Results and Discussion
Electrode Modification and Characterization
Electrochemical characterization of modified surface was performed with CV and EIS techniques. Electrochemical behavior of the 2-mM potassium ferrocyanide/ferricyanide, K3Fe(CN)6/ K4Fe(CN)6, in 0.1-M KCl solution was carried out with CV. The CVs are given in Fig. 1a. In the voltammograms, values of peak current of the redox couple probe on GC, GC/GO, and GC/pGO-DABCC are calculated as 42.3 ± 1.7, 53.0 ± 3.4, and 71.8 ± 2.1 μA, respectively.
Cyclic voltammograms of 2-mM potassium ferrocyanide/ferricyanide system in 0.1-M KCl on a GC, GO and GC/pGO-DABCC (scan rate 200 mV/s) and b stability test of count of use of the GC/pGO-DABCC and GC/pGO-DABCC when it is kept in open atmosphere for 1 week, c Nyquist plots of 2-mM potassium ferrocyanide/ferricyanide system in 0.1-M KCl versus Ag/AgCl(sat)

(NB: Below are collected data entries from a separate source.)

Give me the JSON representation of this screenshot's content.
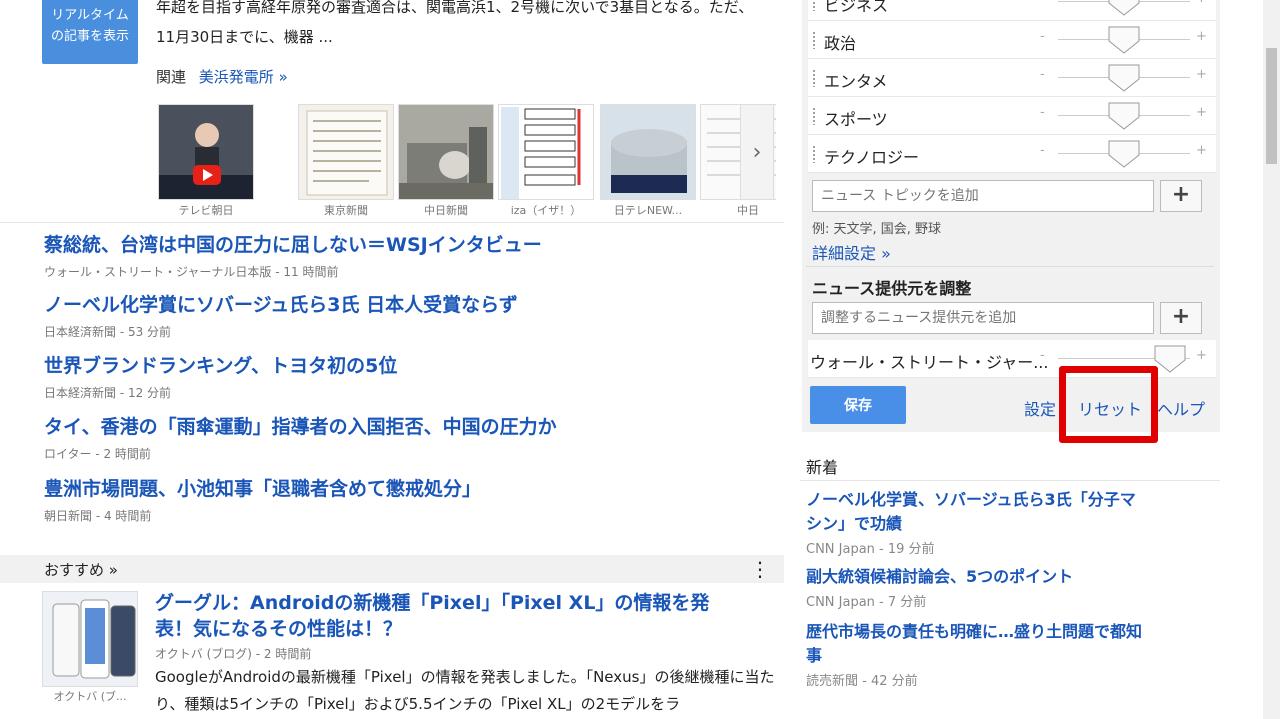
{
  "top_story": {
    "realtime_button": "リアルタイムの記事を表示",
    "snippet": "年超を目指す高経年原発の審査適合は、関電高浜1、2号機に次いで3基目となる。ただ、11月30日までに、機器 ...",
    "related_label": "関連",
    "related_link": "美浜発電所 »",
    "thumbnails": [
      {
        "caption": "テレビ朝日"
      },
      {
        "caption": "東京新聞"
      },
      {
        "caption": "中日新聞"
      },
      {
        "caption": "iza（イザ！）"
      },
      {
        "caption": "日テレNEW..."
      },
      {
        "caption": "中日"
      }
    ],
    "next_arrow": "›"
  },
  "stories": [
    {
      "title": "蔡総統、台湾は中国の圧力に屈しない＝WSJインタビュー",
      "meta": "ウォール・ストリート・ジャーナル日本版 - 11 時間前"
    },
    {
      "title": "ノーベル化学賞にソバージュ氏ら3氏 日本人受賞ならず",
      "meta": "日本経済新聞 - 53 分前"
    },
    {
      "title": "世界ブランドランキング、トヨタ初の5位",
      "meta": "日本経済新聞 - 12 分前"
    },
    {
      "title": "タイ、香港の「雨傘運動」指導者の入国拒否、中国の圧力か",
      "meta": "ロイター - 2 時間前"
    },
    {
      "title": "豊洲市場問題、小池知事「退職者含めて懲戒処分」",
      "meta": "朝日新聞 - 4 時間前"
    }
  ],
  "recommend": {
    "label": "おすすめ »",
    "menu_icon": "⋮",
    "image_caption": "オクトバ (ブ...",
    "title": "グーグル：Androidの新機種「Pixel」「Pixel XL」の情報を発表！気になるその性能は！？",
    "meta": "オクトバ (ブログ) - 2 時間前",
    "body": "GoogleがAndroidの最新機種「Pixel」の情報を発表しました。「Nexus」の後継機種に当たり、種類は5インチの「Pixel」および5.5インチの「Pixel XL」の2モデルをラ"
  },
  "panel": {
    "sliders": [
      {
        "label": "ビジネス",
        "level": 0.5
      },
      {
        "label": "政治",
        "level": 0.5
      },
      {
        "label": "エンタメ",
        "level": 0.5
      },
      {
        "label": "スポーツ",
        "level": 0.5
      },
      {
        "label": "テクノロジー",
        "level": 0.5
      }
    ],
    "minus": "-",
    "plus": "+",
    "topic_placeholder": "ニュース トピックを追加",
    "add_symbol": "+",
    "example": "例: 天文学, 国会, 野球",
    "advanced": "詳細設定 »",
    "source_heading": "ニュース提供元を調整",
    "source_placeholder": "調整するニュース提供元を追加",
    "source_slider": {
      "label": "ウォール・ストリート・ジャー...",
      "level": 0.85
    },
    "save": "保存",
    "settings": "設定",
    "reset": "リセット",
    "help": "ヘルプ",
    "highlight_color": "#e00000"
  },
  "new_section": {
    "heading": "新着",
    "items": [
      {
        "title": "ノーベル化学賞、ソバージュ氏ら3氏「分子マシン」で功績",
        "meta": "CNN Japan - 19 分前"
      },
      {
        "title": "副大統領候補討論会、5つのポイント",
        "meta": "CNN Japan - 7 分前"
      },
      {
        "title": "歴代市場長の責任も明確に…盛り土問題で都知事",
        "meta": "読売新聞 - 42 分前"
      }
    ]
  },
  "colors": {
    "link": "#1a56b8",
    "accent": "#4a8fe7"
  }
}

The stability of the pGO-DABCC film at the GC electrode was tested by ferrocene redox probe CV voltammograms in which the modified electrode was kept in an open atmosphere. Count of use of the surface was checked with the redox probe (Fig. 2b). It was observed that the surface was stable; within, it could be used 20 times. The figure shows the voltammogram of the redox probe in 0.1-M TBATFB in MeCN for the modified electrode when it was kept in an open atmosphere for 1 week.
XPS core spectra of C1s (a) and N1s (b) of pGO-DABCC
Charge transfer resistance of the redox couple on GC, GC/GO, and GC/pGO-DABCC was investigated with EIS. The Nyquist plots of the redox couple on GC, GC/GO, and GC/pGO-DABCC are illustrated in Fig. 1c. EIS measurements were recorded between 100 kHz and 0.2 Hz at 10 mV wave amplitude and at an electrode potential of 0.02 V of ferrocyanide/ferricyanide redox couple on bare and modified electrodes. Each plot was fitted as “CPE with diffusion” (Warburg effected CPE) equivalent electrical circuit. Charge transfer resistances of the redox couple on GC, GC/GO, and GC/pGO-DABCC were calculated as 401.8 ± 39.4, 255 ± 4.97, and 131.0 ± 7.1 Ω, respectively. It is obvious from the charge transfer values that the electron transfer rate of redox probe was accelerated in the case of GC/pGO-DABCC.
Spectroscopic characterization of the modified surface was carried out by infrared and X-ray photoelectron spectroscopy. XPS measurements were carried out only for pGO-DABCC. The C1s core spectrum for pGO-DABCC is given in Fig. 2a. As can be seen from the figure, broad XPS bands appeared between 284–290 eV in the C1s high-resolution spectrum. When the Cls region is curve fitted, the peaks appeared as C–C/C=C component at 285.7 eV, N–C=O group at 287.0 eV and –COOH peak at 287.9 eV. In Fig. 2b, two different N1s peaks in the core spectrum for pGO-DABCC were observed at about 400.0 and 401.9 eV, due to the CO–NH– and –C–N=N– groups, respectively.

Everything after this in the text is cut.